Une jeune femme a été sidérée par les commentaires déplacés d'une policière lors de sa plainte pour viol, incident survenu en janvier 2022 au commissariat de Nice. Alertée par cette situation, elle a décidé de saisir la Défenseur des droits, Claire Hédon, dont le rapport publié le 30 mars dernier jette une ombre sur les pratiques des institutions judiciaires en matière de violences sexuelles.
Le rapport dénonce des propos "culpabilisants" tenus par une brigadière d'une unité spécialisée dans les violences intrafamiliales, interrogeant ainsi la prise en charge des victimes par les forces de police. En effet, les attitudes jugées inappropriées soulèvent de vives inquiétudes. Dans un avis, Hédon a demandé une action disciplinaire contre la policière, mettant en lumière les dysfonctionnements systémiques à l’intérieur même de l’institution policière.
Retour sur les faits
Le 24 janvier 2022, la jeune femme, prénommée Julie dans les médias, se présente à la police pour signaler une agression. Selon son témoignage, son voisin, avec qui elle avait eu une brève relation, l'aurait contrainte à une fellation. Julie, surprise par cette situation, raconte que l’agression s’est produite alors qu’elle ne s’attendait pas à cette intrusion. "J’avais si peur", confie-t-elle à Elle.
Peu après, l'agresseur est arrêté et une confrontation est programmée. Cependant, Julie, fragilisée par l'événement, refuse de rencontrer son agresseur face à face. Elle n’est pas écoutée, et c’est là que les choses prennent une tournure plus choquante.
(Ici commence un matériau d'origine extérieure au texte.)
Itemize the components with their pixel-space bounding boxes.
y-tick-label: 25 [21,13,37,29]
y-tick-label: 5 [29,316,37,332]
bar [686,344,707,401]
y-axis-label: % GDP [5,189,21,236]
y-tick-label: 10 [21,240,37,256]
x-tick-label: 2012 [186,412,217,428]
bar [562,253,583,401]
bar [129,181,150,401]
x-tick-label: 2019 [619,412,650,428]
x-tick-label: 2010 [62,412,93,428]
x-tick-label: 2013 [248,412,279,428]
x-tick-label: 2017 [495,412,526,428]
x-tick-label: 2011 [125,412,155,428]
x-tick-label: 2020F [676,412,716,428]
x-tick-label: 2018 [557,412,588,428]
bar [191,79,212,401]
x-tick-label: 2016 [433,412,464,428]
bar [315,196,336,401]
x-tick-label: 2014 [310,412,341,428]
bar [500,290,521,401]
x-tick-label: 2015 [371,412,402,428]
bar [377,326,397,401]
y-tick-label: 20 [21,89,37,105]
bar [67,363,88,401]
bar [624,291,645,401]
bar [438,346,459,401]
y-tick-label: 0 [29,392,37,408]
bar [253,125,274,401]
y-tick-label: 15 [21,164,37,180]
Des commentaires inappropriés
Lors de cette confrontation, les questions posées par la policière prennent un tournant inacceptable. Julie se voit interroger sur son comportement durant l'agression, avec des phrases comme : "Mais vous seriez-vous débattue du moment que vous aviez son sexe dans votre bouche ?" et "Est-ce que vous avez pris du plaisir lors des rapports sexuels ?" Ces questions ne tiennent pas compte du choc psychologique associé aux violences sexuelles, qui est reconnu par la Cour de cassation. Les réactions des victimes ne doivent pas être jugées, mais plutôt comprises.
Les remarques comme "petite cochonne" dégagent une familiarité choquante et révèlent les stéréotypes sexistes toujours présents dans certaines institutions. Ces allusions renforcent une culture de culpabilisation des victimes, comme l'a souligné Claire Hédon, appelant à un changement systémique et à une éducation des forces de l'ordre sur ces enjeux cruciaux.
Conséquences pour la victime
Les manifestations de dette d'attention aux victimes de la part des autorités contribuent à ce qu'on appelle la "victimisation secondaire", où la souffrance des victimes est exacerbée par le traitement qu'elles reçoivent lors des procédures judiciaires. C'est un souci majeur qui nécessite d'importantes réformes pour protéger les victimes et garantir une justice réellement équitable.
En somme, l'incident survenu à Nice éclaire des problématiques profondes et systémiques qui découlent du traitement des victimes par les forces de l'ordre et soulignent la nécessité d'une prise de conscience et d'une amélioration des pratiques au sein de l'institution.